Price impact estimation#

In this notebook, we show how you can estimate the price impact of the simulated historical decentralised exchange trades.

The price impact is especially important when trading illiquid assets. If your trade profit is 2% but the price impact is also 2% you have essentially not made any profit.

About price impact on AMMs#

The price impact is a function of

  • Available liquidity

  • Liquidity provider fees

  • Protocol fees

Price impact indicates how much your market taker order loses in value due to insufficient liquidity. For example, if you are trying to buy 5000 USD worth of BNB token in a low liquidity pair and you end up with 4980 USD worth of token at the end of the trade, the loss in value due to low liquidity is called price impact. This can be expressed as USD value or as percent of the trade amount. Illiquid pairs higher price impact than liquid pairs.

Be careful not to confuse price impact and slippage. Slippage refers to a loss in value due to external trades in the same pair being executed by other users before yours and changing the relative prices of the assets in the pair.

In Uniswap v2 style decentralised exchanges any fees are included in the price impact calculation.

To understand the liquidity better, you can interactively view the available liquidity to any trading pair on Trading Strategy website.

For more information read more about XY=K liquidity model and automated market makers.

Getting started#

First let’s import libraries and initialise our Trading Strategy dataset client.

[1]:

from tradingstrategy.client import Client

client = Client.create_jupyter_client()
Started Trading Strategy in Jupyter notebook environment, configuration is stored in /Users/moo/.tradingstrategy

Fetching datasets#

Here we fetch the liquidity data for

To make this notebook run fast, we are operating on weekly candles (7 days) to keep the download size of datasets smaller.

[2]:

from tradingstrategy.chain import ChainId
from tradingstrategy.liquidity import GroupedLiquidityUniverse
from tradingstrategy.pair import PandasPairUniverse
from tradingstrategy.timebucket import TimeBucket

exchange_universe = client.fetch_exchange_universe()
raw_pairs = client.fetch_pair_universe().to_pandas()
raw_liquidity_samples = client.fetch_all_liquidity_samples(TimeBucket.d7).to_pandas()

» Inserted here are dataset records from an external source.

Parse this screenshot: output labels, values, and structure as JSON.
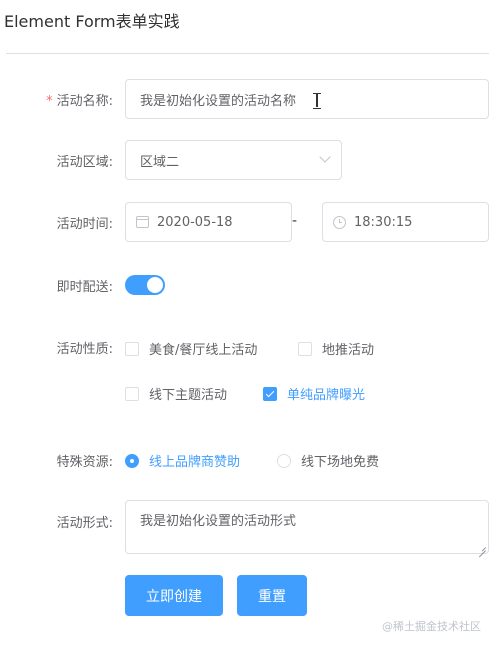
{
  "page_title": "Element Form表单实践",
  "colors": {
    "primary": "#409eff",
    "required": "#f56c6c",
    "border": "#dcdfe6",
    "text": "#606266"
  },
  "form": {
    "name": {
      "label": "活动名称:",
      "required_mark": "*",
      "value": "我是初始化设置的活动名称"
    },
    "region": {
      "label": "活动区域:",
      "value": "区域二",
      "icon": "chevron-down-icon"
    },
    "time": {
      "label": "活动时间:",
      "date": "2020-05-18",
      "separator": "-",
      "time": "18:30:15",
      "date_icon": "calendar-icon",
      "time_icon": "clock-icon"
    },
    "delivery": {
      "label": "即时配送:",
      "on": true
    },
    "type": {
      "label": "活动性质:",
      "options": [
        {
          "label": "美食/餐厅线上活动",
          "checked": false
        },
        {
          "label": "地推活动",
          "checked": false
        },
        {
          "label": "线下主题活动",
          "checked": false
        },
        {
          "label": "单纯品牌曝光",
          "checked": true
        }
      ]
    },
    "resource": {
      "label": "特殊资源:",
      "options": [
        {
          "label": "线上品牌商赞助",
          "checked": true
        },
        {
          "label": "线下场地免费",
          "checked": false
        }
      ]
    },
    "desc": {
      "label": "活动形式:",
      "value": "我是初始化设置的活动形式"
    }
  },
  "buttons": {
    "create": "立即创建",
    "reset": "重置"
  },
  "watermark": "@稀土掘金技术社区"
}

pair_universe = PandasPairUniverse(raw_pairs)
liquidity_universe = GroupedLiquidityUniverse(raw_liquidity_samples)

# Do some test calculations for a single pair
sushi_swap = exchange_universe.get_by_chain_and_name(ChainId.ethereum, "sushi")
sushi_eth = pair_universe.get_one_pair_from_pandas_universe(sushi_swap.exchange_id, "SUSHI", "WETH")

Querying historical price impact#

Here we get the historical price impact what would have been for buying SUSHI for 6000 USD worth of ETH on 1st of June 2021.

Unlike many other examples, or the underlying DEX protocol, here we operate on US Dollar amounts. Any token price is converted to US Dollar through Trading Strategy reference pricing mechanism.

Currently Trading Strategy does not automatically fill you with the underlying liquidity provider and protocol fees paid with the transaction. In this example, we use Sushiswap fee model. You need to give these manually for the price estimator for now.

[3]:
import pandas as pd
from IPython.display import display
from tradingstrategy.priceimpact import HistoricalXYPriceImpactCalculator

# SUSHI-WETH started trading around 2020-09-01
trading_date = pd.Timestamp("2021-06-01")
trade_size = 6000.0  # USD

# See https://help.sushidocs.com/products/sushiswap-exchange
sushi_lp_fee = 0.0025
sushi_protocol_fee = 0.0005

price_impact_calculator = HistoricalXYPriceImpactCalculator(liquidity_universe, lp_fee=sushi_lp_fee, protocol_fee=sushi_protocol_fee)
impact = price_impact_calculator.calculate_price_impact(trading_date, sushi_eth.pair_id, trade_size, max_distance=pd.Timedelta(days=7))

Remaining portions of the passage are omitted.